Verteidiger Atouba kämpft sich beim HSV durch

Von Karsten Doneck, dpa

Berlin - Nahe der Eckfahne sank Thimothee Atouba zu Boden. Langsam, sehr langsam. Wie in Zeitlupe. Und ohne vorheriges Zutun eines Gegenspielers. Der Szene haftete eine gewisse Komik an. Im festen Glauben, da simuliere jemand eine Verletzung, johlte und pfiff das Publikum. Atouba, Abwehrspieler des Fußball-Bundesligisten Hamburger SV, hielt sich derweil, am Boden liegend, den Oberschenkel. Sorgenvoll beobachtete die HSV-Bank, was sich da beim Spiel bei Energie Cottbus nach vier Minuten zutrug. Atouba musste ausgewechselt werden: Verdacht auf Muskelfaserriss.
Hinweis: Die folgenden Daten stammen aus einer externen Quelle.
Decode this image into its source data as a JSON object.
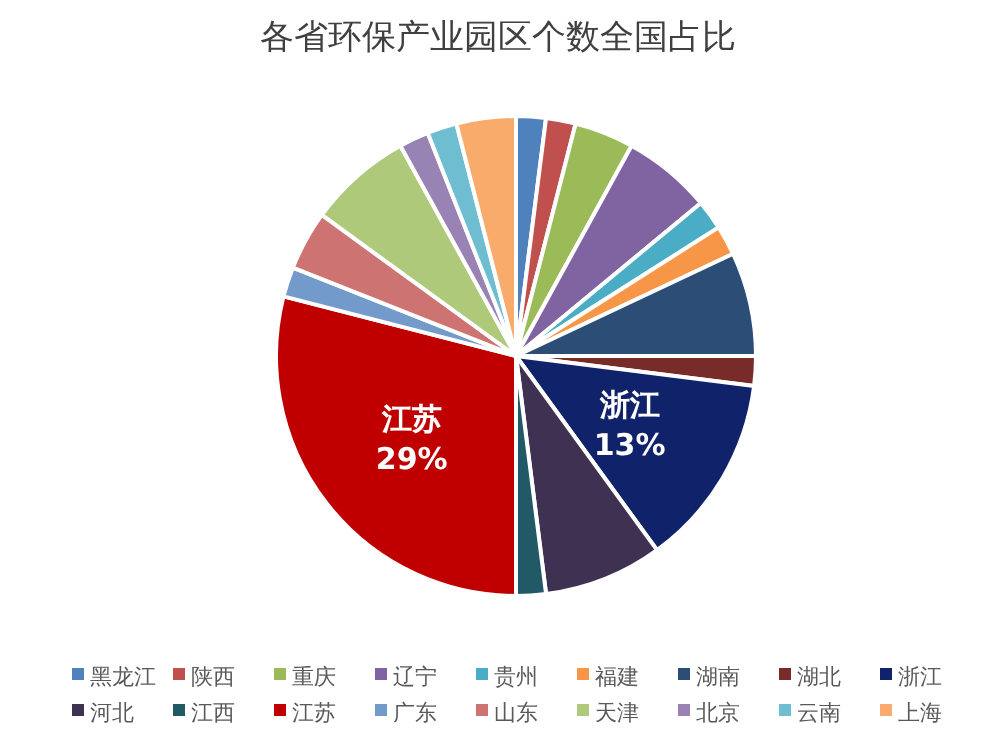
{
  "chart_data": {
    "type": "pie",
    "title": "各省环保产业园区个数全国占比",
    "categories": [
      "黑龙江",
      "陕西",
      "重庆",
      "辽宁",
      "贵州",
      "福建",
      "湖南",
      "湖北",
      "浙江",
      "河北",
      "江西",
      "江苏",
      "广东",
      "山东",
      "天津",
      "北京",
      "云南",
      "上海"
    ],
    "values": [
      2,
      2,
      4,
      6,
      2,
      2,
      7,
      2,
      13,
      8,
      2,
      29,
      2,
      4,
      7,
      2,
      2,
      4
    ],
    "value_labels": [
      null,
      null,
      null,
      null,
      null,
      null,
      null,
      null,
      "13%",
      null,
      null,
      "29%",
      null,
      null,
      null,
      null,
      null,
      null
    ],
    "colors": [
      "#4f81bd",
      "#c0504d",
      "#9bbb59",
      "#8064a2",
      "#4bacc6",
      "#f79646",
      "#2c4d75",
      "#772c2a",
      "#10226a",
      "#3f3151",
      "#215967",
      "#c00000",
      "#729aca",
      "#cd7371",
      "#afc97a",
      "#9983b5",
      "#6fbdd1",
      "#f9ab6b"
    ],
    "legend": "bottom"
  }
}
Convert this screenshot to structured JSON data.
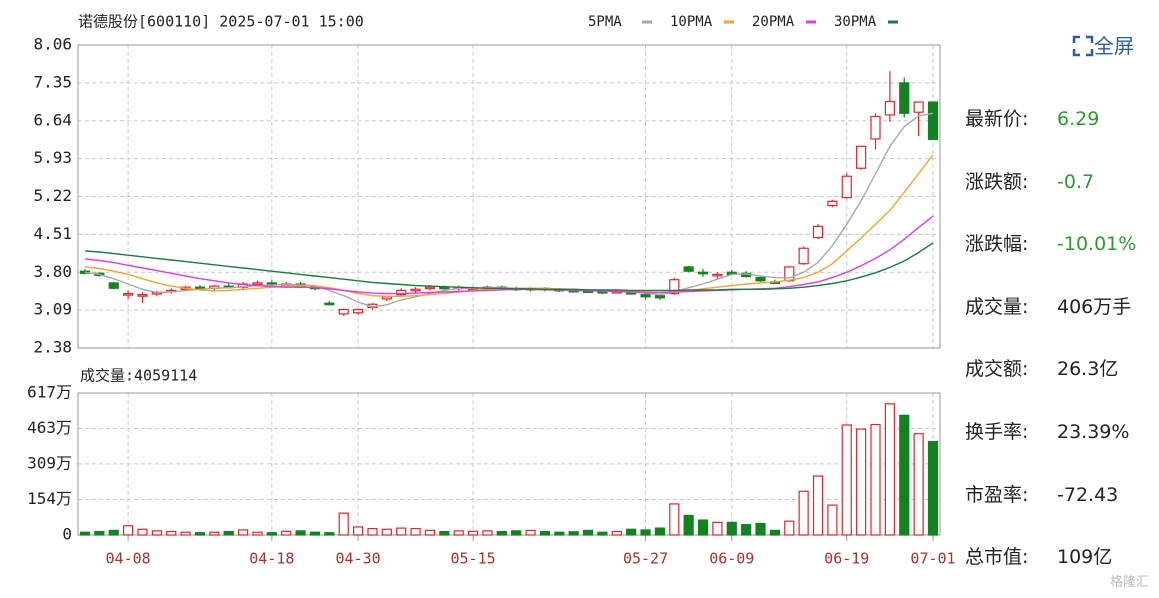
{
  "chart_data": [
    {
      "type": "candlestick",
      "title": "诺德股份[600110] 2025-07-01 15:00",
      "categories": [
        null,
        null,
        null,
        "04-08",
        null,
        null,
        null,
        null,
        null,
        null,
        null,
        null,
        null,
        "04-18",
        null,
        null,
        null,
        null,
        null,
        "04-30",
        null,
        null,
        null,
        null,
        null,
        null,
        null,
        "05-15",
        null,
        null,
        null,
        null,
        null,
        null,
        null,
        null,
        null,
        null,
        null,
        "05-27",
        null,
        null,
        null,
        null,
        null,
        "06-09",
        null,
        null,
        null,
        null,
        null,
        null,
        null,
        "06-19",
        null,
        null,
        null,
        null,
        null,
        "07-01"
      ],
      "open": [
        3.82,
        3.78,
        3.6,
        3.38,
        3.36,
        3.4,
        3.44,
        3.48,
        3.52,
        3.5,
        3.54,
        3.52,
        3.58,
        3.6,
        3.56,
        3.58,
        3.52,
        3.22,
        3.02,
        3.04,
        3.14,
        3.3,
        3.38,
        3.46,
        3.5,
        3.52,
        3.5,
        3.48,
        3.5,
        3.52,
        3.5,
        3.48,
        3.5,
        3.48,
        3.46,
        3.45,
        3.44,
        3.42,
        3.42,
        3.38,
        3.36,
        3.4,
        3.9,
        3.8,
        3.74,
        3.8,
        3.78,
        3.7,
        3.62,
        3.64,
        3.96,
        4.45,
        5.05,
        5.2,
        5.75,
        6.3,
        6.75,
        7.35,
        6.8,
        6.99
      ],
      "high": [
        3.86,
        3.8,
        3.62,
        3.46,
        3.42,
        3.45,
        3.5,
        3.55,
        3.56,
        3.56,
        3.6,
        3.62,
        3.64,
        3.65,
        3.62,
        3.62,
        3.56,
        3.26,
        3.12,
        3.12,
        3.22,
        3.36,
        3.5,
        3.52,
        3.56,
        3.55,
        3.55,
        3.53,
        3.55,
        3.55,
        3.53,
        3.52,
        3.52,
        3.5,
        3.49,
        3.48,
        3.46,
        3.46,
        3.45,
        3.4,
        3.38,
        3.7,
        3.92,
        3.86,
        3.8,
        3.84,
        3.82,
        3.74,
        3.66,
        3.92,
        4.28,
        4.7,
        5.16,
        5.65,
        6.16,
        6.78,
        7.57,
        7.45,
        7.0,
        6.95
      ],
      "low": [
        3.76,
        3.72,
        3.48,
        3.3,
        3.22,
        3.35,
        3.4,
        3.44,
        3.48,
        3.46,
        3.5,
        3.46,
        3.54,
        3.54,
        3.5,
        3.5,
        3.46,
        3.18,
        2.98,
        3.0,
        3.1,
        3.26,
        3.34,
        3.42,
        3.46,
        3.47,
        3.46,
        3.45,
        3.46,
        3.47,
        3.45,
        3.44,
        3.44,
        3.43,
        3.42,
        3.41,
        3.39,
        3.4,
        3.38,
        3.3,
        3.28,
        3.38,
        3.8,
        3.72,
        3.68,
        3.74,
        3.7,
        3.62,
        3.58,
        3.62,
        3.94,
        4.42,
        5.02,
        5.18,
        5.72,
        6.1,
        6.62,
        6.7,
        6.35,
        6.29
      ],
      "close": [
        3.78,
        3.74,
        3.5,
        3.4,
        3.38,
        3.42,
        3.46,
        3.52,
        3.5,
        3.54,
        3.52,
        3.58,
        3.6,
        3.56,
        3.58,
        3.52,
        3.5,
        3.2,
        3.1,
        3.1,
        3.2,
        3.34,
        3.46,
        3.48,
        3.52,
        3.5,
        3.52,
        3.5,
        3.52,
        3.5,
        3.48,
        3.5,
        3.48,
        3.46,
        3.45,
        3.44,
        3.42,
        3.44,
        3.4,
        3.34,
        3.32,
        3.66,
        3.82,
        3.78,
        3.76,
        3.76,
        3.72,
        3.64,
        3.6,
        3.9,
        4.25,
        4.66,
        5.13,
        5.6,
        6.16,
        6.72,
        7.0,
        6.78,
        6.99,
        6.29
      ],
      "up_color": "#e5232a",
      "down_color": "#13831f",
      "series": [
        {
          "name": "5PMA",
          "color": "#a9a9a9",
          "values": [
            3.8,
            3.76,
            3.68,
            3.58,
            3.48,
            3.42,
            3.43,
            3.46,
            3.48,
            3.5,
            3.51,
            3.53,
            3.55,
            3.56,
            3.57,
            3.56,
            3.55,
            3.46,
            3.36,
            3.24,
            3.15,
            3.19,
            3.28,
            3.34,
            3.4,
            3.46,
            3.5,
            3.5,
            3.51,
            3.51,
            3.5,
            3.5,
            3.49,
            3.48,
            3.47,
            3.46,
            3.45,
            3.44,
            3.43,
            3.41,
            3.38,
            3.43,
            3.51,
            3.58,
            3.67,
            3.76,
            3.77,
            3.73,
            3.7,
            3.69,
            3.8,
            3.98,
            4.3,
            4.7,
            5.14,
            5.65,
            6.16,
            6.53,
            6.73,
            6.78
          ]
        },
        {
          "name": "10PMA",
          "color": "#efa531",
          "values": [
            3.9,
            3.87,
            3.82,
            3.76,
            3.68,
            3.6,
            3.54,
            3.5,
            3.47,
            3.45,
            3.46,
            3.48,
            3.5,
            3.52,
            3.54,
            3.55,
            3.54,
            3.51,
            3.46,
            3.4,
            3.36,
            3.35,
            3.35,
            3.36,
            3.38,
            3.4,
            3.43,
            3.46,
            3.48,
            3.5,
            3.5,
            3.5,
            3.5,
            3.49,
            3.48,
            3.47,
            3.46,
            3.45,
            3.44,
            3.43,
            3.42,
            3.43,
            3.46,
            3.49,
            3.52,
            3.55,
            3.58,
            3.6,
            3.62,
            3.65,
            3.7,
            3.8,
            3.96,
            4.2,
            4.44,
            4.7,
            4.96,
            5.3,
            5.65,
            6.0
          ]
        },
        {
          "name": "20PMA",
          "color": "#e23ce0",
          "values": [
            4.05,
            4.02,
            3.98,
            3.93,
            3.88,
            3.83,
            3.78,
            3.73,
            3.68,
            3.64,
            3.6,
            3.57,
            3.55,
            3.53,
            3.52,
            3.52,
            3.51,
            3.49,
            3.46,
            3.43,
            3.41,
            3.4,
            3.4,
            3.41,
            3.42,
            3.43,
            3.44,
            3.45,
            3.46,
            3.47,
            3.48,
            3.48,
            3.47,
            3.47,
            3.46,
            3.45,
            3.45,
            3.44,
            3.43,
            3.42,
            3.42,
            3.43,
            3.44,
            3.45,
            3.46,
            3.47,
            3.48,
            3.49,
            3.5,
            3.53,
            3.57,
            3.62,
            3.7,
            3.8,
            3.92,
            4.06,
            4.22,
            4.42,
            4.64,
            4.85
          ]
        },
        {
          "name": "30PMA",
          "color": "#1c7a3c",
          "values": [
            4.2,
            4.18,
            4.15,
            4.12,
            4.09,
            4.06,
            4.03,
            4.0,
            3.97,
            3.94,
            3.91,
            3.88,
            3.85,
            3.82,
            3.79,
            3.76,
            3.73,
            3.7,
            3.67,
            3.64,
            3.61,
            3.59,
            3.57,
            3.55,
            3.54,
            3.53,
            3.52,
            3.51,
            3.5,
            3.5,
            3.49,
            3.49,
            3.48,
            3.48,
            3.48,
            3.47,
            3.47,
            3.47,
            3.46,
            3.46,
            3.46,
            3.46,
            3.47,
            3.47,
            3.47,
            3.48,
            3.48,
            3.48,
            3.49,
            3.5,
            3.52,
            3.55,
            3.59,
            3.64,
            3.71,
            3.79,
            3.89,
            4.01,
            4.17,
            4.35
          ]
        }
      ],
      "ylim": [
        2.38,
        8.06
      ],
      "yticks": [
        8.06,
        7.35,
        6.64,
        5.93,
        5.22,
        4.51,
        {
          "value": 3.8,
          "label": "3.80"
        },
        3.09,
        2.38
      ],
      "grid": true
    },
    {
      "type": "bar",
      "title": "成交量:4059114",
      "values": [
        12,
        15,
        20,
        40,
        25,
        18,
        15,
        12,
        10,
        12,
        15,
        22,
        12,
        10,
        16,
        18,
        12,
        10,
        95,
        35,
        28,
        25,
        30,
        28,
        20,
        15,
        18,
        16,
        18,
        15,
        18,
        20,
        15,
        12,
        14,
        20,
        12,
        15,
        25,
        22,
        30,
        135,
        85,
        65,
        55,
        55,
        45,
        50,
        20,
        60,
        190,
        256,
        130,
        478,
        460,
        480,
        570,
        520,
        440,
        406
      ],
      "ylim": [
        0,
        617
      ],
      "yticks": [
        {
          "value": 617,
          "label": "617万"
        },
        {
          "value": 463,
          "label": "463万"
        },
        {
          "value": 309,
          "label": "309万"
        },
        {
          "value": 154,
          "label": "154万"
        },
        0
      ],
      "grid": true
    }
  ],
  "fullscreen": "全屏",
  "info": [
    {
      "label": "最新价:",
      "value": "6.29"
    },
    {
      "label": "涨跌额:",
      "value": "-0.7"
    },
    {
      "label": "涨跌幅:",
      "value": "-10.01%"
    },
    {
      "label": "成交量:",
      "value": "406万手"
    },
    {
      "label": "成交额:",
      "value": "26.3亿"
    },
    {
      "label": "换手率:",
      "value": "23.39%"
    },
    {
      "label": "市盈率:",
      "value": "-72.43"
    },
    {
      "label": "总市值:",
      "value": "109亿"
    }
  ],
  "watermark": "格隆汇"
}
Der Verdacht hat sich nicht erhärtet. Atouba kam glimpflich davon. Nur eine Muskelverhärtung, diagnostizierten die Ärzte am vergangenen Montag bei ihm. Seinem Einsatz im Bundesliga-Spitzenspiel in einer Woche gegen Schalke 04 steht nichts im Wege. Und Atouba wird gebraucht. Er ist auf der Position des Linksverteidigers bei Trainer Martin Jol eine feste Größe – inzwischen jedenfalls.
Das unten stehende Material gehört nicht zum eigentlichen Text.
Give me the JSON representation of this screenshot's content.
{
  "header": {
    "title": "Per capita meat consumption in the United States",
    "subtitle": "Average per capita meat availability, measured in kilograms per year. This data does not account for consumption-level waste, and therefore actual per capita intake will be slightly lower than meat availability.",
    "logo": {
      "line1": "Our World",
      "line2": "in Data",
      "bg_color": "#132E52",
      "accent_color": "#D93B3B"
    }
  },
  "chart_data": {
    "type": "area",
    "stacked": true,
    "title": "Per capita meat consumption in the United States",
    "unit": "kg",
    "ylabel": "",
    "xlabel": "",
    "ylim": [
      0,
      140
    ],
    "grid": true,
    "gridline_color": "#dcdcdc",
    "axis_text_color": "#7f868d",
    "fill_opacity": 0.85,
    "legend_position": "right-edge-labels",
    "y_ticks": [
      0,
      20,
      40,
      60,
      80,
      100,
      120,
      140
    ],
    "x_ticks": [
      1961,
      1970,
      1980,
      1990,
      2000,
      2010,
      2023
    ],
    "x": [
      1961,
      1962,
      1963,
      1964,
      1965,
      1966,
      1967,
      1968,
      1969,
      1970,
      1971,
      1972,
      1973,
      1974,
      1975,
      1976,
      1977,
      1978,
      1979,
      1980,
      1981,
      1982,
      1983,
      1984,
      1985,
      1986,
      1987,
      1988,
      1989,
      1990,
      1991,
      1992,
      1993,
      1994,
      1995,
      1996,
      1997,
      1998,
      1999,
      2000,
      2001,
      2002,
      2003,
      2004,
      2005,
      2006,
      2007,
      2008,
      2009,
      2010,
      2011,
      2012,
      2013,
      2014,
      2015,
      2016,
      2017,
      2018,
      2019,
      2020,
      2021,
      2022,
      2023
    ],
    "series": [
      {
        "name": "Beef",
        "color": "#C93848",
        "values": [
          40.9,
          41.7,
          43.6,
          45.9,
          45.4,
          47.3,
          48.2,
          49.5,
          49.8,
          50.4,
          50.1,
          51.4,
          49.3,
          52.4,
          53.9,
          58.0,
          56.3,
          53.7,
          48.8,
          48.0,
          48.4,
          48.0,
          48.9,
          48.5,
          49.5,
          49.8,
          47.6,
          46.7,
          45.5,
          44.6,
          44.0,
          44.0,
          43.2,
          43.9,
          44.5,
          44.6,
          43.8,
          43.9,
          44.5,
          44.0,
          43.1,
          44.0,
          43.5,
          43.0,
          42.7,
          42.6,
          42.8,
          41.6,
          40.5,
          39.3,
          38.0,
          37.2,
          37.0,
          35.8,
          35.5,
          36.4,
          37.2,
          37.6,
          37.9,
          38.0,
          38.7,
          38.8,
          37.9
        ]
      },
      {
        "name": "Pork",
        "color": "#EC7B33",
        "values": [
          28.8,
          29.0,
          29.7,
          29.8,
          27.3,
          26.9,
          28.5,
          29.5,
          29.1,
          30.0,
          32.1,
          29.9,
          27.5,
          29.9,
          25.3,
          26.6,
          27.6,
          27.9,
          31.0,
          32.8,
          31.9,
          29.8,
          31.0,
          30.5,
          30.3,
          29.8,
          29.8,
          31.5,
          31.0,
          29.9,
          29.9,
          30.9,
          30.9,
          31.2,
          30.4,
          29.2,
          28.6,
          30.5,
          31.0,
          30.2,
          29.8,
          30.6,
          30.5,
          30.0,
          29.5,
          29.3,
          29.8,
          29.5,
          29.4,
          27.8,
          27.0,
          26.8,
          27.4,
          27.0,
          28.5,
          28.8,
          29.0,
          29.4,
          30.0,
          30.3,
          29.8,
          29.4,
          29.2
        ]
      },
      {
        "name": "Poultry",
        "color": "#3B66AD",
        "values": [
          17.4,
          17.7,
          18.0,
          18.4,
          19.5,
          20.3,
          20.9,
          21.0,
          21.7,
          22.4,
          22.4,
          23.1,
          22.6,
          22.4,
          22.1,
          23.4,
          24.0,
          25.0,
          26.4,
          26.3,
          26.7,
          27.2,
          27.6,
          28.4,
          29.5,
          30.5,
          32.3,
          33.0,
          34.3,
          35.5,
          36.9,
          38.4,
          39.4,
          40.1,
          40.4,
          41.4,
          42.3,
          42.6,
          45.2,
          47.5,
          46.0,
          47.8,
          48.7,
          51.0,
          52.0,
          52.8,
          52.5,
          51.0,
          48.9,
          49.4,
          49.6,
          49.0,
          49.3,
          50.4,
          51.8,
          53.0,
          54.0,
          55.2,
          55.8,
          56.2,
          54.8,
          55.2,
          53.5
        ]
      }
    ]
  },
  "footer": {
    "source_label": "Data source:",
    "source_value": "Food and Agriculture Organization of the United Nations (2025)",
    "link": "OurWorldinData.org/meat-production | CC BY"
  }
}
Es ist noch gar nicht so lange her, da hat der HSV Atouba einen Wechsel nahegelegt. Sportchef Dietmar Beiersdorfer hatte für die stolze Summe von acht Millionen Euro Marcell Jansen von Bayern München geholt. Ein Nationalspieler, auch Linksverteidiger – wie Atouba. Einen Spieler, für den ein Verein derart viel Geld ausgibt, lässt man nicht auf der Ersatzbank versauern. Prompt kam Bewegung in den HSV-Kader. An einem Freitagvormittag verschwand Atouba vom Trainingsgelände des HSV. Es hieß, er fliege nach England. Dort stünde für ihn ein Medizincheck an – bei Newcastle United. Der Klub aus der Premier League wolle den Nationalspieler Kameruns verpflichten.

In England ist Atouba nie angekommen. Am Nachmittag erschien er wieder zum Training – beim HSV. Was im Kopf Atoubas in den paar Stunden um die Mittagszeit ablief, darüber gibt es keine verbindlichen Auskünfte. Hamburger Boulevardblätter berichteten nur, dass Atouba auf der Fahrt zum Flughafen Fuhlsbüttel umgekehrt sei. Ihn habe die Einsicht ereilt, er wolle trotz der Konkurrenz durch Jansen lieber seinen bis 2009 laufenden Vertrag beim HSV erfüllen.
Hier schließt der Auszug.